If EMC set out to improve its Clariion AX150, then it succeeded with the AX4 it launched today. But if it wants to offer a system optimized for SMBs, then it still has some work to do.
The AX4 follows the blueprint that storage companies used when they first started going after SMBs a few years back. They took their larger SAN systems and scaled them down in size and features. That didn’t work, and none of the large SAN vendors has made much of a dent on the vast SMB market. EMC and its partner Dell are now in their third generation of AX systems without much to show.
Meanwhile, EMC’s competitors Hewlett-Packard, Network Appliance, Hitachi Data Systems, and even Dell with its PowerVault MD3000 have delivered storage systems designed from the ground up for SMBs. And they cost less than the $8,000-plus price tag EMC puts on the AX4.

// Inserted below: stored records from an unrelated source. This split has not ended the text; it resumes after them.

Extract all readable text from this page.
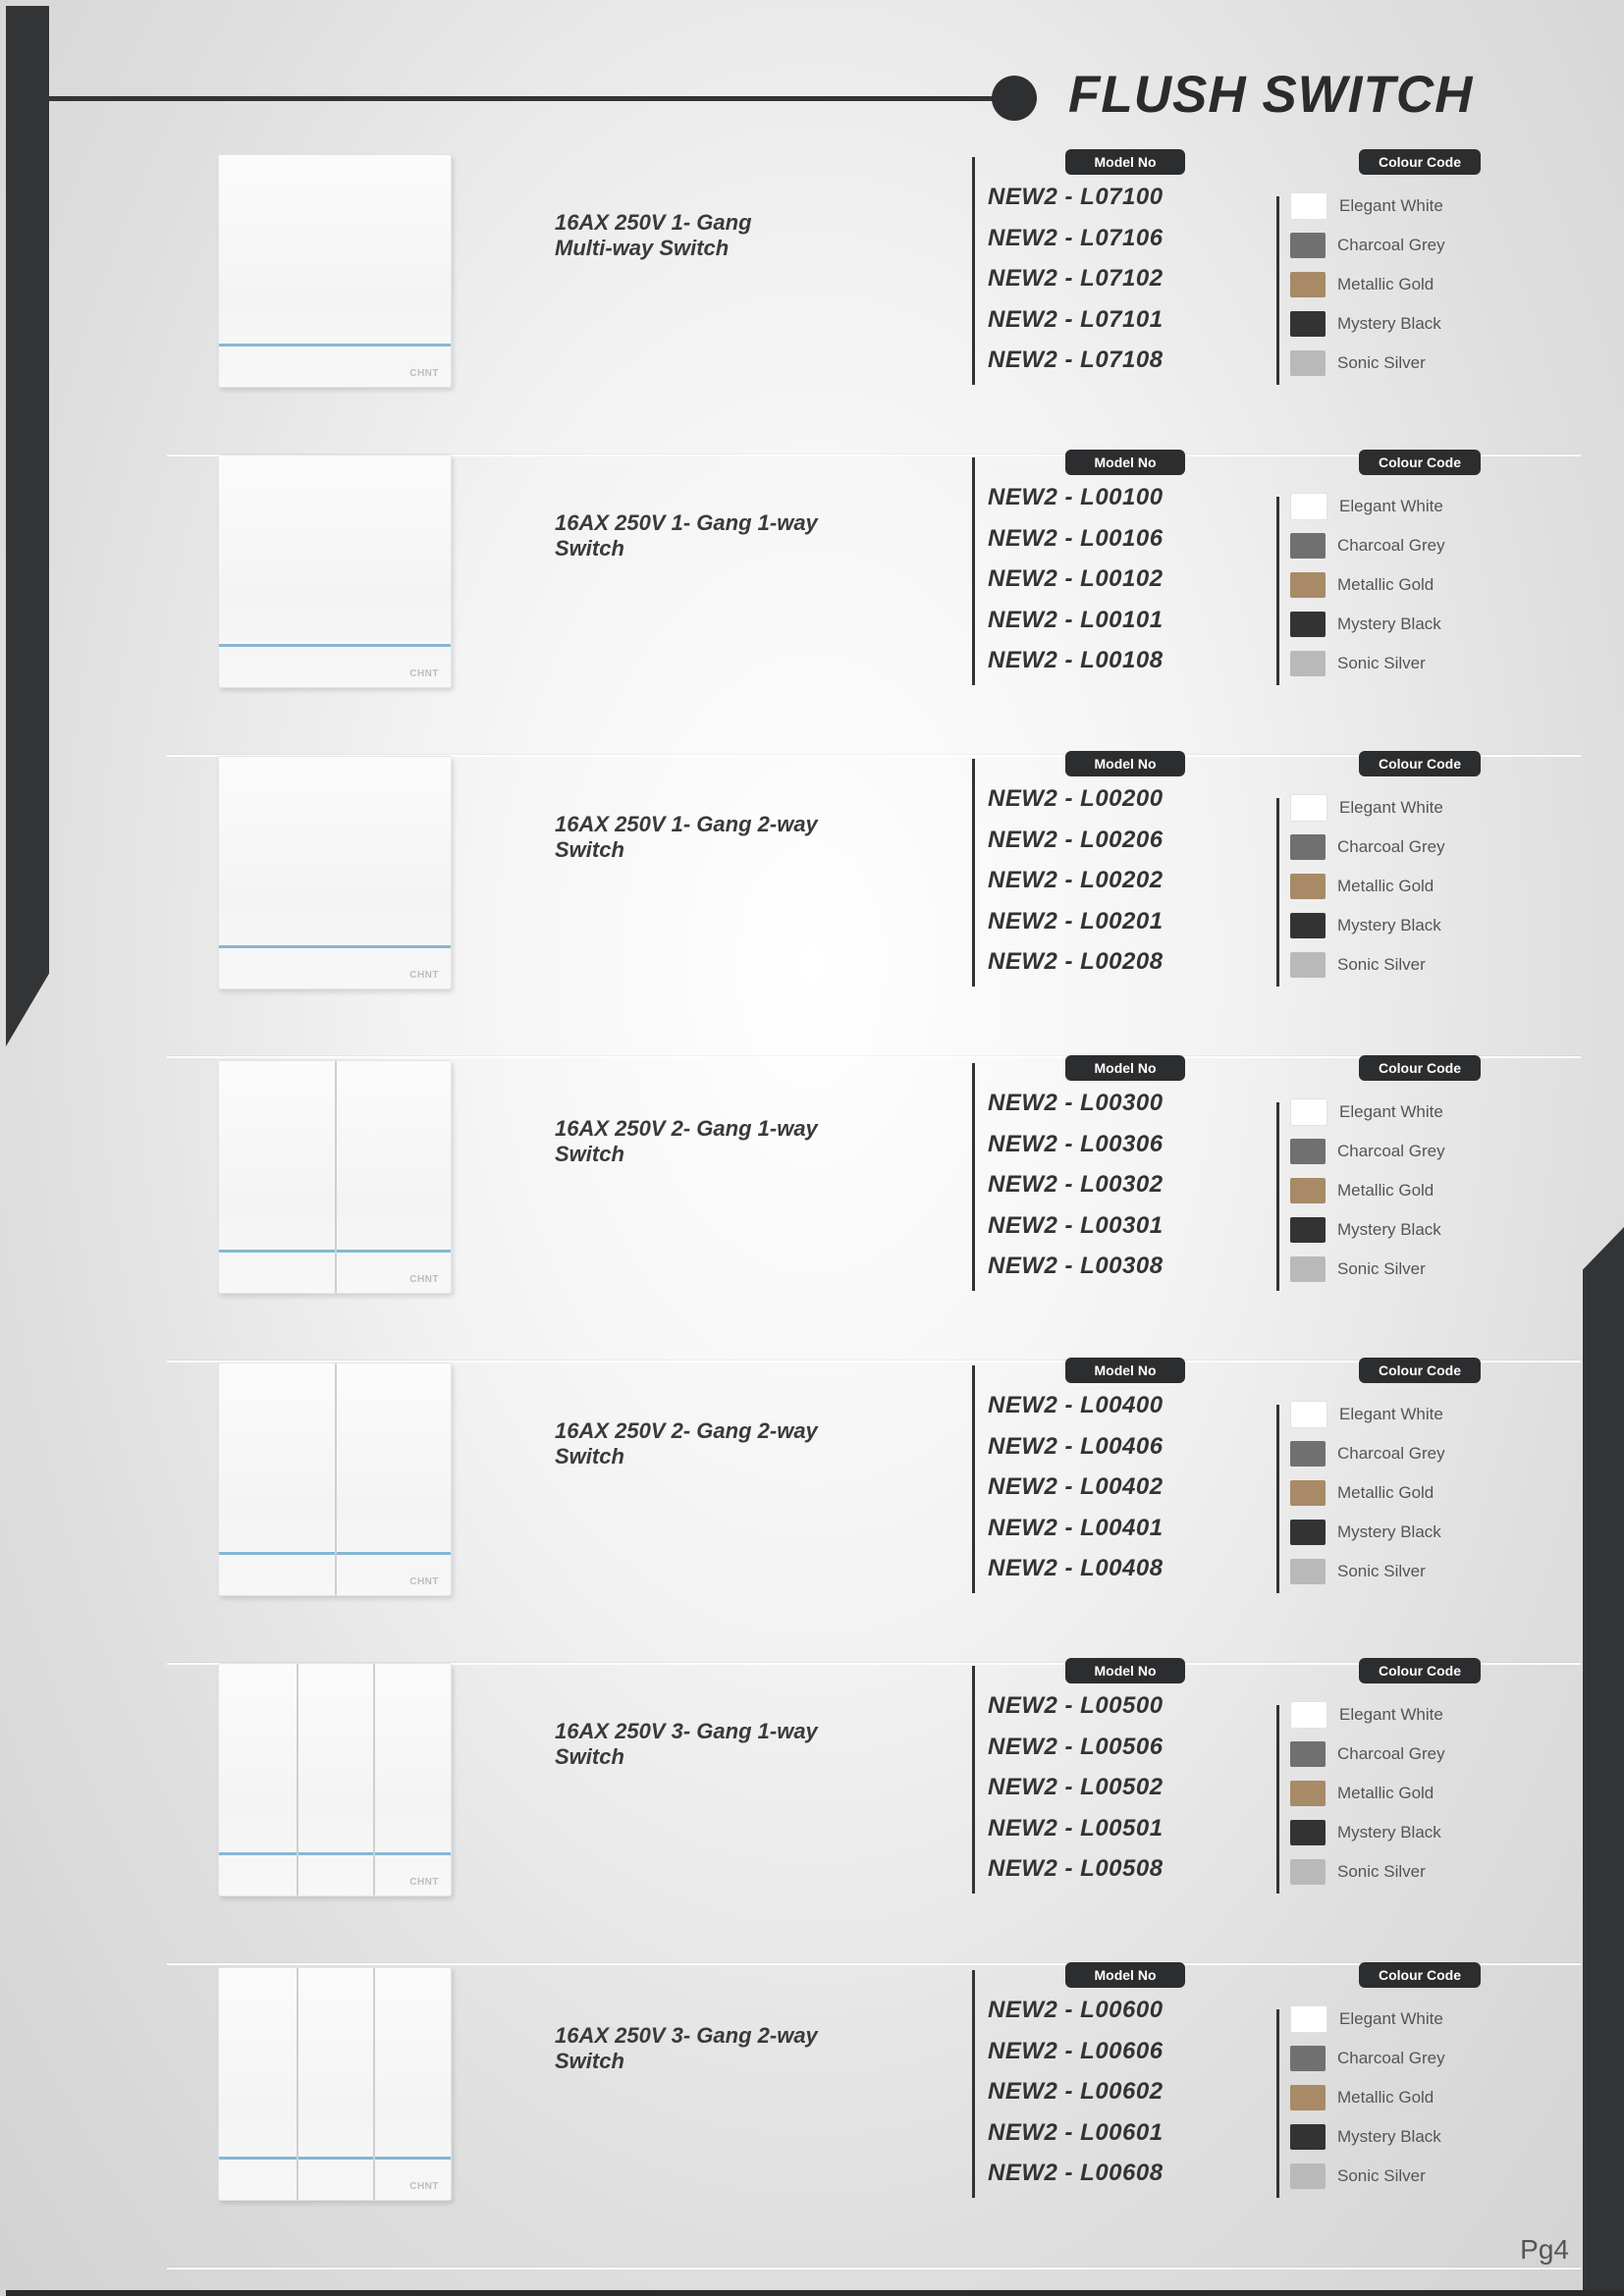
FLUSH SWITCH
CHNT

16AX 250V 1- Gang
Multi-way Switch

Model No
NEW2 - L07100
NEW2 - L07106
NEW2 - L07102
NEW2 - L07101
NEW2 - L07108
Colour Code
Elegant White
Charcoal Grey
Metallic Gold
Mystery Black
Sonic Silver
CHNT

16AX 250V 1- Gang 1-way Switch

Model No
NEW2 - L00100
NEW2 - L00106
NEW2 - L00102
NEW2 - L00101
NEW2 - L00108
Colour Code
Elegant White
Charcoal Grey
Metallic Gold
Mystery Black
Sonic Silver
CHNT

16AX 250V 1- Gang 2-way Switch

Model No
NEW2 - L00200
NEW2 - L00206
NEW2 - L00202
NEW2 - L00201
NEW2 - L00208
Colour Code
Elegant White
Charcoal Grey
Metallic Gold
Mystery Black
Sonic Silver
CHNT

16AX 250V 2- Gang 1-way Switch

Model No
NEW2 - L00300
NEW2 - L00306
NEW2 - L00302
NEW2 - L00301
NEW2 - L00308
Colour Code
Elegant White
Charcoal Grey
Metallic Gold
Mystery Black
Sonic Silver
CHNT

16AX 250V 2- Gang 2-way Switch

Model No
NEW2 - L00400
NEW2 - L00406
NEW2 - L00402
NEW2 - L00401
NEW2 - L00408
Colour Code
Elegant White
Charcoal Grey
Metallic Gold
Mystery Black
Sonic Silver
CHNT

16AX 250V 3- Gang 1-way Switch

Model No
NEW2 - L00500
NEW2 - L00506
NEW2 - L00502
NEW2 - L00501
NEW2 - L00508
Colour Code
Elegant White
Charcoal Grey
Metallic Gold
Mystery Black
Sonic Silver
CHNT

16AX 250V 3- Gang 2-way Switch

Model No
NEW2 - L00600
NEW2 - L00606
NEW2 - L00602
NEW2 - L00601
NEW2 - L00608
Colour Code
Elegant White
Charcoal Grey
Metallic Gold
Mystery Black
Sonic Silver
Pg4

EMC counters that it delivers more capacity and technology for the money with the AX4. But SMBs want simplicity; do they really care about a Fibre Channel option or SAS/SATA intermix? Those features are aimed at EMC customers who want a storage system for a department or remote office that is compatible to their larger Clariions, not SMBs looking to network their storage for the first time.
Dell is more realistic with its positioning of the new system, which it calls the AX4-5. Dell product manager Eric Cannell says the PowerVault MD3000 is for small businesses and the AX4-5 for largers SMBs and “can scale up to the bottom of what you would consider a midrange array.” Dell also prices the system at $13,858 and up, clearly not a true SMB price point.
But the new system puts Dell in a sticky situation with its EqualLogic acquisition. Cannell declined to talk about where all Dell’s iSCSI products fit until the EqualLogic deal closes, but customers are likely confused. If the AX4-5 is so good, why did Dell spent $1.4 billion on EqualLogic?
In the long run, Dell has more at stake than EMC. When you sell the most systems with six-figure and even seven-figure price tags as EMC does, it doesn’t hurt much to lose out on $8,000 deals. But SMBs are Dell’s main line of business, and it’s crucial for Dell to get it right.